Thanks Robert! Just sent an email with the requested files.
best,
Patrick
Hi Patrick,
Thanks for sharing your input files with us. I notice negative values in your counts file - from this I infer that you may have scaled the counts before analysing them with CellphoneDB. The negative counts values is what is causing the above error. The counts should be normalised but not scaled before submitting to CellphoneDB. Hope this helps.
Best,
Robert.
Thanks for checking Robert! Right, so I've processed my expression matrix input the wrong way.
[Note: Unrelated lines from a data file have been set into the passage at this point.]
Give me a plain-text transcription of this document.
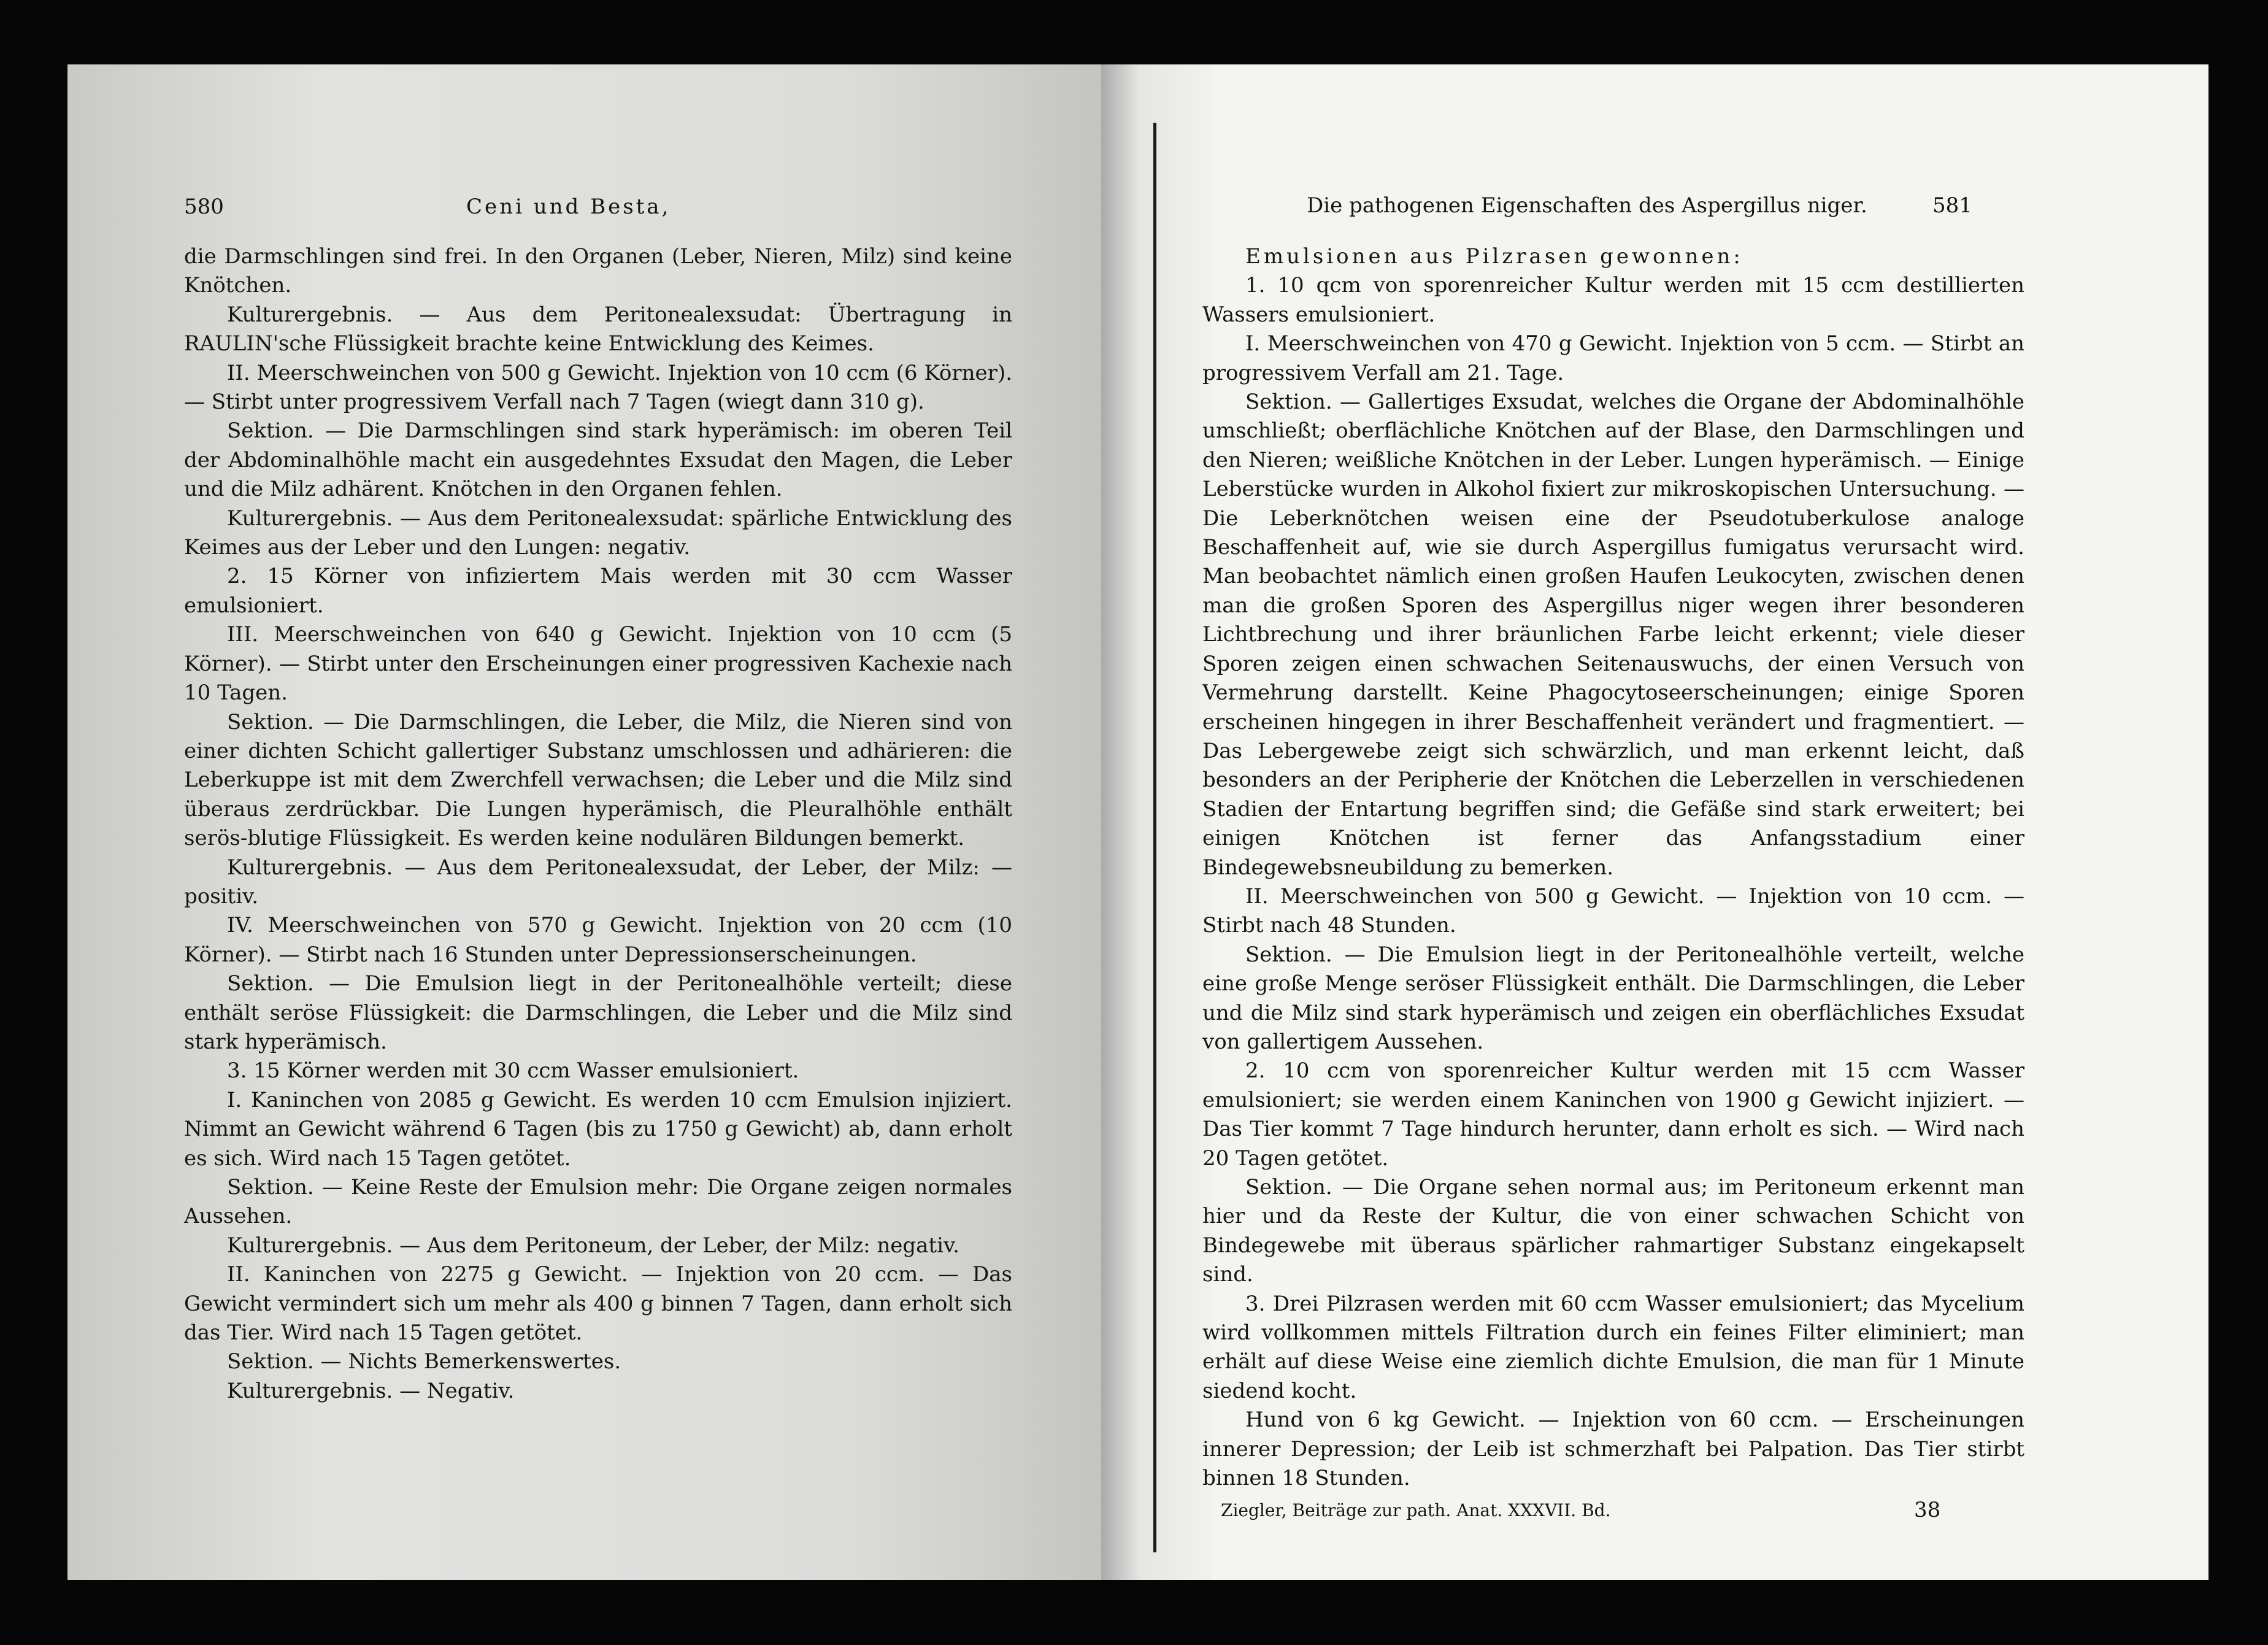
580	Ceni und Besta,	Die pathogenen Eigenschaften des Aspergillus niger.	581

die Darmschlingen sind frei. In den Organen (Leber, Nieren, Milz) sind keine Knötchen.

Kulturergebnis. — Aus dem Peritonealexsudat: Übertragung in RAULIN'sche Flüssigkeit brachte keine Entwicklung des Keimes.

II. Meerschweinchen von 500 g Gewicht. Injektion von 10 ccm (6 Körner). — Stirbt unter progressivem Verfall nach 7 Tagen (wiegt dann 310 g).

Sektion. — Die Darmschlingen sind stark hyperämisch: im oberen Teil der Abdominalhöhle macht ein ausgedehntes Exsudat den Magen, die Leber und die Milz adhärent. Knötchen in den Organen fehlen.

Kulturergebnis. — Aus dem Peritonealexsudat: spärliche Entwicklung des Keimes aus der Leber und den Lungen: negativ.

2. 15 Körner von infiziertem Mais werden mit 30 ccm Wasser emulsioniert.

III. Meerschweinchen von 640 g Gewicht. Injektion von 10 ccm (5 Körner). — Stirbt unter den Erscheinungen einer progressiven Kachexie nach 10 Tagen.

Sektion. — Die Darmschlingen, die Leber, die Milz, die Nieren sind von einer dichten Schicht gallertiger Substanz umschlossen und adhärieren: die Leberkuppe ist mit dem Zwerchfell verwachsen; die Leber und die Milz sind überaus zerdrückbar. Die Lungen hyperämisch, die Pleuralhöhle enthält serös-blutige Flüssigkeit. Es werden keine nodulären Bildungen bemerkt.

Kulturergebnis. — Aus dem Peritonealexsudat, der Leber, der Milz: — positiv.

IV. Meerschweinchen von 570 g Gewicht. Injektion von 20 ccm (10 Körner). — Stirbt nach 16 Stunden unter Depressionserscheinungen.

Sektion. — Die Emulsion liegt in der Peritonealhöhle verteilt; diese enthält seröse Flüssigkeit: die Darmschlingen, die Leber und die Milz sind stark hyperämisch.

3. 15 Körner werden mit 30 ccm Wasser emulsioniert.

I. Kaninchen von 2085 g Gewicht. Es werden 10 ccm Emulsion injiziert. Nimmt an Gewicht während 6 Tagen (bis zu 1750 g Gewicht) ab, dann erholt es sich. Wird nach 15 Tagen getötet.

Sektion. — Keine Reste der Emulsion mehr: Die Organe zeigen normales Aussehen.

Kulturergebnis. — Aus dem Peritoneum, der Leber, der Milz: negativ.

II. Kaninchen von 2275 g Gewicht. — Injektion von 20 ccm. — Das Gewicht vermindert sich um mehr als 400 g binnen 7 Tagen, dann erholt sich das Tier. Wird nach 15 Tagen getötet.

Sektion. — Nichts Bemerkenswertes.

Kulturergebnis. — Negativ.

Emulsionen aus Pilzrasen gewonnen:

1. 10 qcm von sporenreicher Kultur werden mit 15 ccm destillierten Wassers emulsioniert.

I. Meerschweinchen von 470 g Gewicht. Injektion von 5 ccm. — Stirbt an progressivem Verfall am 21. Tage.

Sektion. — Gallertiges Exsudat, welches die Organe der Abdominalhöhle umschließt; oberflächliche Knötchen auf der Blase, den Darmschlingen und den Nieren; weißliche Knötchen in der Leber. Lungen hyperämisch. — Einige Leberstücke wurden in Alkohol fixiert zur mikroskopischen Untersuchung. — Die Leberknötchen weisen eine der Pseudotuberkulose analoge Beschaffenheit auf, wie sie durch Aspergillus fumigatus verursacht wird. Man beobachtet nämlich einen großen Haufen Leukocyten, zwischen denen man die großen Sporen des Aspergillus niger wegen ihrer besonderen Lichtbrechung und ihrer bräunlichen Farbe leicht erkennt; viele dieser Sporen zeigen einen schwachen Seitenauswuchs, der einen Versuch von Vermehrung darstellt. Keine Phagocytoseerscheinungen; einige Sporen erscheinen hingegen in ihrer Beschaffenheit verändert und fragmentiert. — Das Lebergewebe zeigt sich schwärzlich, und man erkennt leicht, daß besonders an der Peripherie der Knötchen die Leberzellen in verschiedenen Stadien der Entartung begriffen sind; die Gefäße sind stark erweitert; bei einigen Knötchen ist ferner das Anfangsstadium einer Bindegewebsneubildung zu bemerken.

II. Meerschweinchen von 500 g Gewicht. — Injektion von 10 ccm. — Stirbt nach 48 Stunden.

Sektion. — Die Emulsion liegt in der Peritonealhöhle verteilt, welche eine große Menge seröser Flüssigkeit enthält. Die Darmschlingen, die Leber und die Milz sind stark hyperämisch und zeigen ein oberflächliches Exsudat von gallertigem Aussehen.

2. 10 ccm von sporenreicher Kultur werden mit 15 ccm Wasser emulsioniert; sie werden einem Kaninchen von 1900 g Gewicht injiziert. — Das Tier kommt 7 Tage hindurch herunter, dann erholt es sich. — Wird nach 20 Tagen getötet.

Sektion. — Die Organe sehen normal aus; im Peritoneum erkennt man hier und da Reste der Kultur, die von einer schwachen Schicht von Bindegewebe mit überaus spärlicher rahmartiger Substanz eingekapselt sind.

3. Drei Pilzrasen werden mit 60 ccm Wasser emulsioniert; das Mycelium wird vollkommen mittels Filtration durch ein feines Filter eliminiert; man erhält auf diese Weise eine ziemlich dichte Emulsion, die man für 1 Minute siedend kocht.

Hund von 6 kg Gewicht. — Injektion von 60 ccm. — Erscheinungen innerer Depression; der Leib ist schmerzhaft bei Palpation. Das Tier stirbt binnen 18 Stunden.

Ziegler, Beiträge zur path. Anat. XXXVII. Bd.	38
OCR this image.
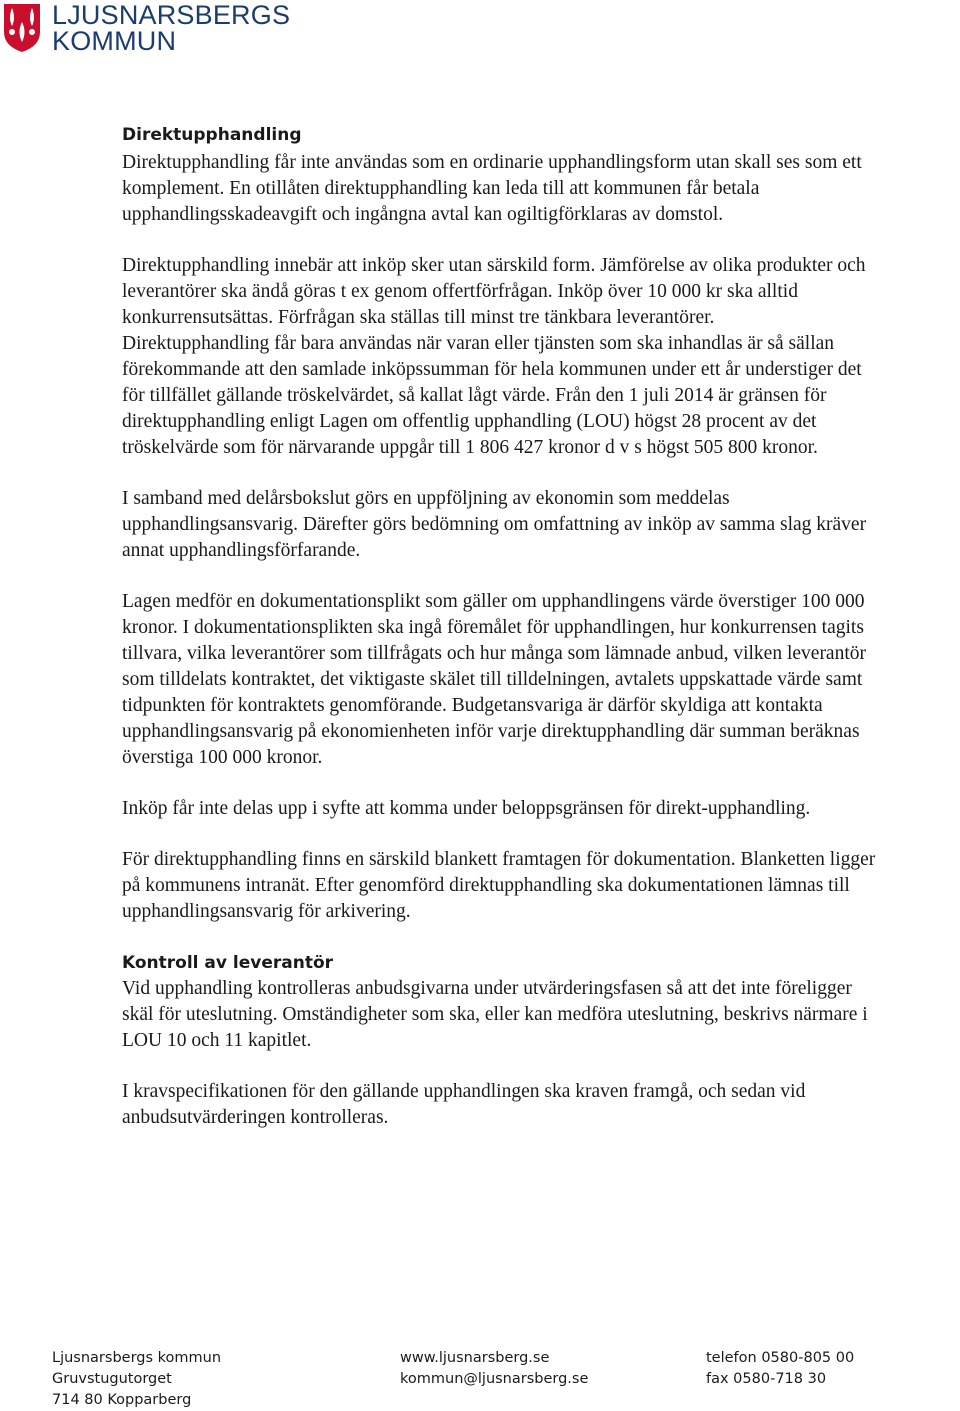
LJUSNARSBERGS
KOMMUN
Direktupphandling

Direktupphandling får inte användas som en ordinarie upphandlingsform utan skall ses som ett komplement. En otillåten direktupphandling kan leda till att kommunen får betala upphandlingsskadeavgift och ingångna avtal kan ogiltigförklaras av domstol.

Direktupphandling innebär att inköp sker utan särskild form. Jämförelse av olika produkter och leverantörer ska ändå göras t ex genom offertförfrågan. Inköp över 10 000 kr ska alltid konkurrensutsättas. Förfrågan ska ställas till minst tre tänkbara leverantörer.

Direktupphandling får bara användas när varan eller tjänsten som ska inhandlas är så sällan förekommande att den samlade inköpssumman för hela kommunen under ett år understiger det för tillfället gällande tröskelvärdet, så kallat lågt värde. Från den 1 juli 2014 är gränsen för direktupphandling enligt Lagen om offentlig upphandling (LOU) högst 28 procent av det tröskelvärde som för närvarande uppgår till 1 806 427 kronor d v s högst 505 800 kronor.

I samband med delårsbokslut görs en uppföljning av ekonomin som meddelas upphandlingsansvarig. Därefter görs bedömning om omfattning av inköp av samma slag kräver annat upphandlingsförfarande.

Lagen medför en dokumentationsplikt som gäller om upphandlingens värde överstiger 100 000 kronor. I dokumentationsplikten ska ingå föremålet för upphandlingen, hur konkurrensen tagits tillvara, vilka leverantörer som tillfrågats och hur många som lämnade anbud, vilken leverantör som tilldelats kontraktet, det viktigaste skälet till tilldelningen, avtalets uppskattade värde samt tidpunkten för kontraktets genomförande. Budgetansvariga är därför skyldiga att kontakta upphandlingsansvarig på ekonomienheten inför varje direktupphandling där summan beräknas överstiga 100 000 kronor.

Inköp får inte delas upp i syfte att komma under beloppsgränsen för direkt-upphandling.

För direktupphandling finns en särskild blankett framtagen för dokumentation. Blanketten ligger på kommunens intranät. Efter genomförd direktupphandling ska dokumentationen lämnas till upphandlingsansvarig för arkivering.

Kontroll av leverantör

Vid upphandling kontrolleras anbudsgivarna under utvärderingsfasen så att det inte föreligger skäl för uteslutning. Omständigheter som ska, eller kan medföra uteslutning, beskrivs närmare i LOU 10 och 11 kapitlet.

I kravspecifikationen för den gällande upphandlingen ska kraven framgå, och sedan vid anbudsutvärderingen kontrolleras.

Ljusnarsbergs kommun
Gruvstugutorget
714 80 Kopparberg
www.ljusnarsberg.se
kommun@ljusnarsberg.se
telefon 0580-805 00
fax 0580-718 30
So it can't be scaled, it should be normalized, and what if its been logarithmized as well?
Can the file include any form of preprocessing/filtering (other than normalization)?
Thanks!
Patrick
Hi Patrick,
The error is thrown by the scoring functionality (c.f. score_interactions=True in your cpdb_statistical_analysis_method.call() above). https://cellphonedb.readthedocs.io/en/latest/RESULTS-DOCUMENTATION.html#method-2-statistical-inference-of-interaction-specificity advises you the following: 'To score interactions, CellphoneDB requires log-normalized expression data, any normalisation procedure (i.e. z-scaling) that transforms zeros to any other value must be avoided.'
Essentially your counts data cannot be negative, e.g. Seurat's LogNormalize function (see: https://satijalab.org/seurat/reference/normalizedata) outputs non-negative counts.
Best,
Robert.
Hi Robert,
Apologies for the late reply, thought I had posted a response.
Can I send an email with the output I generated and also ask some questions about how to setup the initial run?
Happy holidays!
best,
Patrick
Hi Patrick,
I'm afraid I may not be able to comment on any steps prior to CellphoneDB analysis but feel free to ask me about any issues that occur during the analysis using the package. Hope that helps.
Best,
Robert
Thanks Robert!
I sent you a quick email about it all with a data link.
best,
Patrick
Help was provided to the user on CellphoneDB use via email.